Farm Fresh group managing director and group chief executive officer Loi Tuan Ee said the team at Farm Fresh had worked hard to navigate the challenging environment posed by the Covid-19 pandemic inflationary pressures from higher input prices.
"And, most recently, the uncertainties caused by the Russian military invasion of Ukraine, and thankfully we still managed to register growth during the financial period and contained the impact of rising costs to our bottom line.
"We believe that this tough period shows great resilience of our business, and going forward, with our well laid out strategic plans, we remain confident in our ability to register long term growth in our sales, market share and profitability," he said in a statement today.
"Specifically, our planned launch of the growing up milk based on a fortified fresh milk formula, which will compete with both powder-based kids' milk and RTD reconstituted milk-based products, will enable us to further drive growth with our culture of innovation and commitment for producing healthier products for our growing children", he added.
According to Frost & Sullivan, the powdered milk category in Malaysia has a market size of RM2.3 billion in 2020.
Farm Fresh is currently formulating a product without any sugar, maltodextrin, preservatives, artificial flavouring and colouring that will be much more beneficial to kids aged three to 12 years old.
On 7 March 2022, under a competitive tender done by the Ministry of Education, Farm Fresh was awarded three contracts under the School Milk Program to provide at minimum 42 million packs of milk to 3,546 schools in the Northern, Eastern and Southern regions of Peninsular Malaysia, during the period from March 2022 to February 2023.
This will enable the company to continue leveraging its home dealer network to supply milk under the School Milk Program while increasing sales to school canteens and Parent-Teachers' Associations, driving sales growth from its home dealer network.
In the near term, Farm Fresh is focusing on completing and operationalising its Taiping farm and processing plant, an additional filling and packaging line at Muadzam Shah facility and the processing facility at the UPM Farm, which will increase the annual production capacity by 29.8 million litres by 2022.
With the completion of the Taiping processing plant, Farm Fresh can free up the capacity at the Larkin processing plant for exports in Singapore.
In addition, the company intends to launch its regional expansion with its planned entry into Indonesia, the Philippines and Hong Kong.
On 18 March 2022, Malaysian Rating Corp Bhd (MARC) affirmed its AA-IS rating on Farm Fresh's Islamic medium-term notes (IMTN) programme of RM1 billion under the Shariah principle Wakalah Bi Al-Istithmar with a stable outlook.
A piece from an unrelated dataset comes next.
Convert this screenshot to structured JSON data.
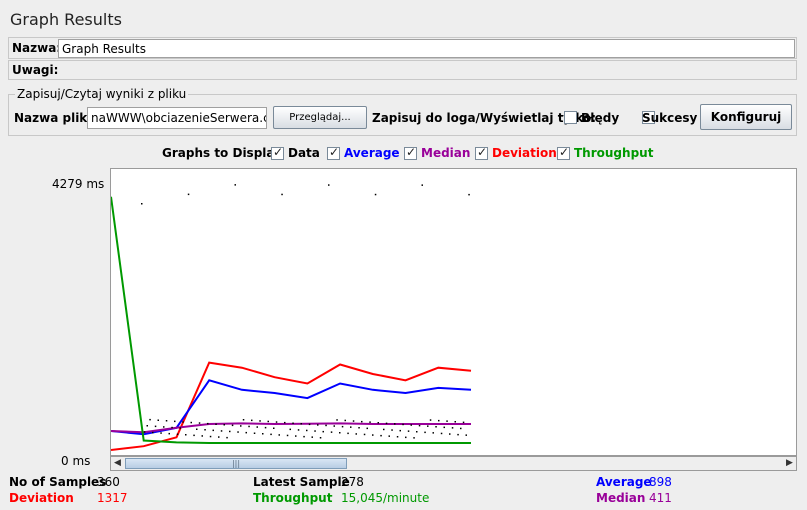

MARC said the rating affirmation reflects Farm Fresh's integrated dairy farming operations, growing sales track record, and strong domestic market position in key dairy segments, underpinned by a steadily improving financial performance.
MARC noted that Farm Fresh remains a leading player in the domestic chilled RTD segment with its 42 per cent market share in the chilled RTD segment and is ranked among the top three in the RTD (chilled and ambient) and yoghurt segments.
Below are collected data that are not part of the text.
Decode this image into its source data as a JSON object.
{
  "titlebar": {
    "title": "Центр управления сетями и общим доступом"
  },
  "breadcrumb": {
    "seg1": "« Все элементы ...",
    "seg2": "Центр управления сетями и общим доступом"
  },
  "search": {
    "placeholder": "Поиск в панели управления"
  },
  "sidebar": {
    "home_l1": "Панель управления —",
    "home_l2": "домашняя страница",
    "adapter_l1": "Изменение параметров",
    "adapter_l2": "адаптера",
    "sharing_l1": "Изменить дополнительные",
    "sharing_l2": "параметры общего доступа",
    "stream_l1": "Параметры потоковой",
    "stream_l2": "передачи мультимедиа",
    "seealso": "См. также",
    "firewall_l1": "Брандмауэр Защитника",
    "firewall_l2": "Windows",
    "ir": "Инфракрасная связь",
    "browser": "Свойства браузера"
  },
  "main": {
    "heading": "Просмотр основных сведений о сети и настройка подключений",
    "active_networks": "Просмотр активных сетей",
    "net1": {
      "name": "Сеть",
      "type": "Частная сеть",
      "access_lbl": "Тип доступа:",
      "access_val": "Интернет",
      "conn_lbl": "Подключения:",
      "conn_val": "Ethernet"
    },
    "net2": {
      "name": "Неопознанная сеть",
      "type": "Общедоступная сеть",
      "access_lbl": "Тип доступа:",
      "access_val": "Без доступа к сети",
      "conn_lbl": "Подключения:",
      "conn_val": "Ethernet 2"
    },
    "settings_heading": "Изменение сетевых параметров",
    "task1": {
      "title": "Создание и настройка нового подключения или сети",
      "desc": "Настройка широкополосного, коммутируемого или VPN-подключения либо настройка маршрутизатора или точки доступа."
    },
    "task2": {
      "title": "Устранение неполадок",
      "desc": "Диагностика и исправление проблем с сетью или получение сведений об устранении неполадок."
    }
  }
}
According to MARC, the initial public offering (IPO) will expand Farm Fresh's share capital and reduce the company's leverage to an average of 0.48 times from 0.98 times.
Farm Fresh is scheduled to be listed on the main market of Bursa Malaysia on 22 March 2022.
Farm Fresh's market capitalisation is approximately RM2.5 billion based on the final retail price of RM1.35 and its enlarged share capital of 1,857.9 million shares upon listing.